Neuroaxial anesthesia for lower limbs peripheral vascular disease reconstructive surgeries
DOI:
https://doi.org/10.14739/2310-1237.2025.1.317706Keywords:
anesthesia, anesthetic complications, anesthetic effect, combined spinal-epidural anesthesia, pain management, spinal anesthesia, lower limb, peripheral artery diseaseAbstract
Combined spinal-epidural anesthesia (CSEA) is an effective approach that combines the advantages of both spinal and epidural anesthesia into a single technique. This method is particularly beneficial for patients who have undergone lower extremity surgery and require additional anesthesia, with the ability to administer epidural anesthetics both during the surgery and in the early postoperative period.

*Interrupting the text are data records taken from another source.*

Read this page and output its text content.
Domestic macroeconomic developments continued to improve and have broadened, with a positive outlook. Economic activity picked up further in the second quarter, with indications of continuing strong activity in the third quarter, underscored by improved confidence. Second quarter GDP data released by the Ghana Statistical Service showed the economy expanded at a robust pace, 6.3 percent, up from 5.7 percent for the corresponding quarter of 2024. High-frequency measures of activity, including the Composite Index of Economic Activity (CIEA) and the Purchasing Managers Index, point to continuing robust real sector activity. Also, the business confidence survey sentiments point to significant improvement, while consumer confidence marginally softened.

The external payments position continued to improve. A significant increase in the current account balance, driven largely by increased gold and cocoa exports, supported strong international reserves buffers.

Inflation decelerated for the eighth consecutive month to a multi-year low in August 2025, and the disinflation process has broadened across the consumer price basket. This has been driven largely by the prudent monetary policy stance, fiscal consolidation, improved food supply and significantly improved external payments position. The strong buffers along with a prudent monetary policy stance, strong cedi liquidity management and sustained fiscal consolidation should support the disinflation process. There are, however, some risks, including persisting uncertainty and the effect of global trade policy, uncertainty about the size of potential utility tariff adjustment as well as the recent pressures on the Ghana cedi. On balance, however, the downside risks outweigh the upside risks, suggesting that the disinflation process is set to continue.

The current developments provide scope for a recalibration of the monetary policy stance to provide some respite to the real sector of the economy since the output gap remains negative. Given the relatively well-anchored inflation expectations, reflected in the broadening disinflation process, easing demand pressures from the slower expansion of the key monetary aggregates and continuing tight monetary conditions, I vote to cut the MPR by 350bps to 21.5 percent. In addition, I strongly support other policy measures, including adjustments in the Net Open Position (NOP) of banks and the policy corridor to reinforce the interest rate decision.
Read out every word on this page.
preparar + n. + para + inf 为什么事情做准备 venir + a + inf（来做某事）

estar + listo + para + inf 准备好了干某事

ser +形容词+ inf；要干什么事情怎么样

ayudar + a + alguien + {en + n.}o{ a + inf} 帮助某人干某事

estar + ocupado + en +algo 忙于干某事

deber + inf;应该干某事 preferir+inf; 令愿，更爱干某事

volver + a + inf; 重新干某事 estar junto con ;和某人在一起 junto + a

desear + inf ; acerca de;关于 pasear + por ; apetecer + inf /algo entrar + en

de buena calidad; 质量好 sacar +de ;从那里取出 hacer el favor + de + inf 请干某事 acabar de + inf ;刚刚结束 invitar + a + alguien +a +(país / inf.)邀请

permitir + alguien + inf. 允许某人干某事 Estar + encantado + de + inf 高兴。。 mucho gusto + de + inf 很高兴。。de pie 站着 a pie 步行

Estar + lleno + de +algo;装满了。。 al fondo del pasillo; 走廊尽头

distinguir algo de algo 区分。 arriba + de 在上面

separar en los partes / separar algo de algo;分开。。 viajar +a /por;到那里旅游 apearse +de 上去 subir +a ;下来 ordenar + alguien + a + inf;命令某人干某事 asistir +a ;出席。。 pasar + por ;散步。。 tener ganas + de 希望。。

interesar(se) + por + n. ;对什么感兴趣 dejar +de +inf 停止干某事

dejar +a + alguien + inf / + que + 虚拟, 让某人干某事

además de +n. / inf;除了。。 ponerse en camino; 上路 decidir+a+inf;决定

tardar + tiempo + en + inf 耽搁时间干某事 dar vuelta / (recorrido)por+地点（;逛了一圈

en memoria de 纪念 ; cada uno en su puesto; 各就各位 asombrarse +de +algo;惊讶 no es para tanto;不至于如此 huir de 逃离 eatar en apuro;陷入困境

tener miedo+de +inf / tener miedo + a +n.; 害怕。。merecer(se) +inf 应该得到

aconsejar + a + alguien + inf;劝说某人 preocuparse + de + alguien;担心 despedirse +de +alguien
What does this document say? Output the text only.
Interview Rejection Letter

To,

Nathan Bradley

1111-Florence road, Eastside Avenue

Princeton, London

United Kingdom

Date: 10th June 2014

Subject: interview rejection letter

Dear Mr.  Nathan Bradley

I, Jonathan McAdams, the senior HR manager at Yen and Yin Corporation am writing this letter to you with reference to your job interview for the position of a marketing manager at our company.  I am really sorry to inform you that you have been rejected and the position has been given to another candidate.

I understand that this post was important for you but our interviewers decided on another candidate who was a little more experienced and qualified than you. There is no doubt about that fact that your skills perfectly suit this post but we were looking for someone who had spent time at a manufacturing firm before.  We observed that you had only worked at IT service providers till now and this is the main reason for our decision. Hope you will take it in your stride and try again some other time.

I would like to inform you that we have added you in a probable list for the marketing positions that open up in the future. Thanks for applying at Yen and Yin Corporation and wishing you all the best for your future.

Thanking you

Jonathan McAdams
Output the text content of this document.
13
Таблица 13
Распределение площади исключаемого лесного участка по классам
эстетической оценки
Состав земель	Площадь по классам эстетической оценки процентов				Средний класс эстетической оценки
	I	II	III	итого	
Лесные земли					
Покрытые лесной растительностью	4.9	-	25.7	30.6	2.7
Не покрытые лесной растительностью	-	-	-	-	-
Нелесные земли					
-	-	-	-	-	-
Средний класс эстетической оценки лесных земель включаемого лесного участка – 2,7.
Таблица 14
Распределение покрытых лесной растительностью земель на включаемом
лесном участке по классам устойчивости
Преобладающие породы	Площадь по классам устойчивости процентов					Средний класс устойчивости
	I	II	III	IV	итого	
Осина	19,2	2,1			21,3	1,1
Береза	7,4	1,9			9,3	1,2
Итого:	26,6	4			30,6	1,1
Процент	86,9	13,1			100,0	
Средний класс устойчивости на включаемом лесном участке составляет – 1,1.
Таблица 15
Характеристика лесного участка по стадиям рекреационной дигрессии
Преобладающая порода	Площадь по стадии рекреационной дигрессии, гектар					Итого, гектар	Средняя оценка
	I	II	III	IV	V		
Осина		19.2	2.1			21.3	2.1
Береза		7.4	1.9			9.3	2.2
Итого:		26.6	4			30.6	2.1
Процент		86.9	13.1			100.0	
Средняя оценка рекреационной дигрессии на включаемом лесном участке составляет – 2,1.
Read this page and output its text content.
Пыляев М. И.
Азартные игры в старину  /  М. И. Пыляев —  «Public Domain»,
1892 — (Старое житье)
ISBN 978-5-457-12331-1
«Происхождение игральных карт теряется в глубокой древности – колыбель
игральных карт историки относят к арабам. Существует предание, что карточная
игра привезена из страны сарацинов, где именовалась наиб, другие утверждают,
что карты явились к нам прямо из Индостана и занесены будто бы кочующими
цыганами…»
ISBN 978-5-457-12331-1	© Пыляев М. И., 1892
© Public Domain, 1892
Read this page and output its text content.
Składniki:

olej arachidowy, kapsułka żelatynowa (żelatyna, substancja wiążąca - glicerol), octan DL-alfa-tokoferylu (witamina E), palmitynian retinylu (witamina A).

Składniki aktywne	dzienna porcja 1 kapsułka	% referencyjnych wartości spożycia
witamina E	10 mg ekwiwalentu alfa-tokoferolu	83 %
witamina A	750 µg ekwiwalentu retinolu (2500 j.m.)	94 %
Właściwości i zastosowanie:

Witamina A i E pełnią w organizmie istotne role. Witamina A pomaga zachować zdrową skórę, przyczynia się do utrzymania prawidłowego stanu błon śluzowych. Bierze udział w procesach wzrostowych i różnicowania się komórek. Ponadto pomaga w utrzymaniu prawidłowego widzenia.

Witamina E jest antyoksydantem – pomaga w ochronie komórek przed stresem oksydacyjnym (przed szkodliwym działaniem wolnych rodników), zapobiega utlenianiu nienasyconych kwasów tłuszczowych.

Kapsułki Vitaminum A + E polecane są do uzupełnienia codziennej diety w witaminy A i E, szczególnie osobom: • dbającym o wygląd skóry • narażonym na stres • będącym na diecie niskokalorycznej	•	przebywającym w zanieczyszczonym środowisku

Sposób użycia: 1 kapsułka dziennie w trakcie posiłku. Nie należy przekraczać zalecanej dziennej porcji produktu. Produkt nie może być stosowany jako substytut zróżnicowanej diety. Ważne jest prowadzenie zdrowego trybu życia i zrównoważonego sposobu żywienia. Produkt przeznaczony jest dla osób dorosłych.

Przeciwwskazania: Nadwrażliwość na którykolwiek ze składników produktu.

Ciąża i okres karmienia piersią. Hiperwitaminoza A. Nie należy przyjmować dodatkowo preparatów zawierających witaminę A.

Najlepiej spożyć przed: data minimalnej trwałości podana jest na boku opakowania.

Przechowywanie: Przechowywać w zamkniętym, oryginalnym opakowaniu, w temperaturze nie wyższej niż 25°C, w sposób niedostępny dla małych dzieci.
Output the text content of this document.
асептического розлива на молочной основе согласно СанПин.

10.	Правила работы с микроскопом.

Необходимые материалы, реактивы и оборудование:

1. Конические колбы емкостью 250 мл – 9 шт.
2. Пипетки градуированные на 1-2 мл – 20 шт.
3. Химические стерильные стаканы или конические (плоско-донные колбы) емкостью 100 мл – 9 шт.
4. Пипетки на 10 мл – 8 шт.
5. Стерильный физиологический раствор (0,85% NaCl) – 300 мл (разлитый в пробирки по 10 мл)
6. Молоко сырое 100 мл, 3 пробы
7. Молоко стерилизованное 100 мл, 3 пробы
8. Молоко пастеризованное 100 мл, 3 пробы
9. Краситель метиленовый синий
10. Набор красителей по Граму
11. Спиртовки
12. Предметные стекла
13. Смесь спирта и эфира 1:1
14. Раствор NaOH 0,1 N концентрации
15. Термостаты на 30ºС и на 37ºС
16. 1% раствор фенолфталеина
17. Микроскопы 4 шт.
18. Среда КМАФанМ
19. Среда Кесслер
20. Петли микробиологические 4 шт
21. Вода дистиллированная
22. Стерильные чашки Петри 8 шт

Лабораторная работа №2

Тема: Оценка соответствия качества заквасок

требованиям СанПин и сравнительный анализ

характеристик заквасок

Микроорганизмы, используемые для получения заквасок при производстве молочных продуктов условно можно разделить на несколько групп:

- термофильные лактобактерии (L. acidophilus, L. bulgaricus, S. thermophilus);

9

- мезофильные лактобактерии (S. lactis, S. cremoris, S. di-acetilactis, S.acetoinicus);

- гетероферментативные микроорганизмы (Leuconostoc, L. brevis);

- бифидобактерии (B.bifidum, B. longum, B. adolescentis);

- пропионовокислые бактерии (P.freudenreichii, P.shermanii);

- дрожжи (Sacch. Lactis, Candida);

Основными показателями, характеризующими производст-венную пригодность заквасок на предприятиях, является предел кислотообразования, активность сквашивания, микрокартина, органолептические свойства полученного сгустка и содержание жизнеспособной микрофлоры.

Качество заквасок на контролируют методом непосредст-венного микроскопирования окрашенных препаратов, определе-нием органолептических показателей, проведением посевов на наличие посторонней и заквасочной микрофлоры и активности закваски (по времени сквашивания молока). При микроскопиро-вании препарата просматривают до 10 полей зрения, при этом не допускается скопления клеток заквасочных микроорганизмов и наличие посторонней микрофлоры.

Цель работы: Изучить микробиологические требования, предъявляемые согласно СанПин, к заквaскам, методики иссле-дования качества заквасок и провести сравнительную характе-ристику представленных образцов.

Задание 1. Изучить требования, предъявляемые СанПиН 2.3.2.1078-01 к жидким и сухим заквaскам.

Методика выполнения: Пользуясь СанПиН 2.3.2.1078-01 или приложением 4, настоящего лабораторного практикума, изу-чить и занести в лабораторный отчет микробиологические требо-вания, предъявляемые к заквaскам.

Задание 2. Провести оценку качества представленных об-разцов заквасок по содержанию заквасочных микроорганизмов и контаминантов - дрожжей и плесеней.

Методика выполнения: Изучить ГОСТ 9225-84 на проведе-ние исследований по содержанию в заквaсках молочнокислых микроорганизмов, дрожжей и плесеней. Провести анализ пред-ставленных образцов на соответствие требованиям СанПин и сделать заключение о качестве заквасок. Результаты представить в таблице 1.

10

The aim of the study was to compare the effectiveness of different methods of anesthetic support during reconstructive surgery for atherosclerosis obliterans of the lower extremities.
Methods and materials. We compared the effectiveness of spinal anesthesia (SA) without the use of adjuvants and CSEA in order to determine the optimal approach to achieve better anesthesia, analgesic effect, and reduce postoperative complications. A total of 60 patients, aged 65.61 ± 7.36 years, with indications for reconstructive surgery due to for peripheral artery disease of the lower limbs and classified as ASA III–IV, participated in the study. The SA group (30 patients) received a 0.5 % hyperbaric bupivacaine solution (3 ml) without an adjunct, while the CSEA group (30 patients) received a 0.5 % hyperbaric bupivacaine hydrochloride solution (15 mg, 3 ml). Epidural anesthesia – test dose of 0.25 % isobaric bupivacaine hydrochloride solution (12.5 mg), followed by the administration of 0.25 % isobaric bupivacaine hydrochloride solution (20 mg) through the epidural catheter 3 hours after the start of the surgery. The duration of analgesia, onset and regression times of sensory and motor blockade, VAS scores, and any side effects were evaluated and recorded.
Results. The duration of analgesia was significantly prolonged in the CSEA group (437.05 ± 43.36 minutes) compared to the SA group (238.33 ± 32.27 minutes; p < 0.0801). The onset of sensory and motor blockade did not show significant differences between the groups. The VAS scores were lower in the CSEA group throughout the 48 hours postoperatively. The SA group experienced a higher incidence of postoperative nausea and vomiting, as well as tremors. In contrast, the CSEA group had a higher incidence of hypotension and urinary retention. Respiratory depression was not observed in either group.
Conclusions. CSEA is a superior alternative to both epidural blockade and spinal anesthesia, combining the benefits of both techniques while minimizing their side effects. CSEA reduces the required doses of local anesthetics compared to epidural anesthesia to achieve the desired level of blockade. Additionally, CSEA provides better perioperative analgesia than spinal anesthesia.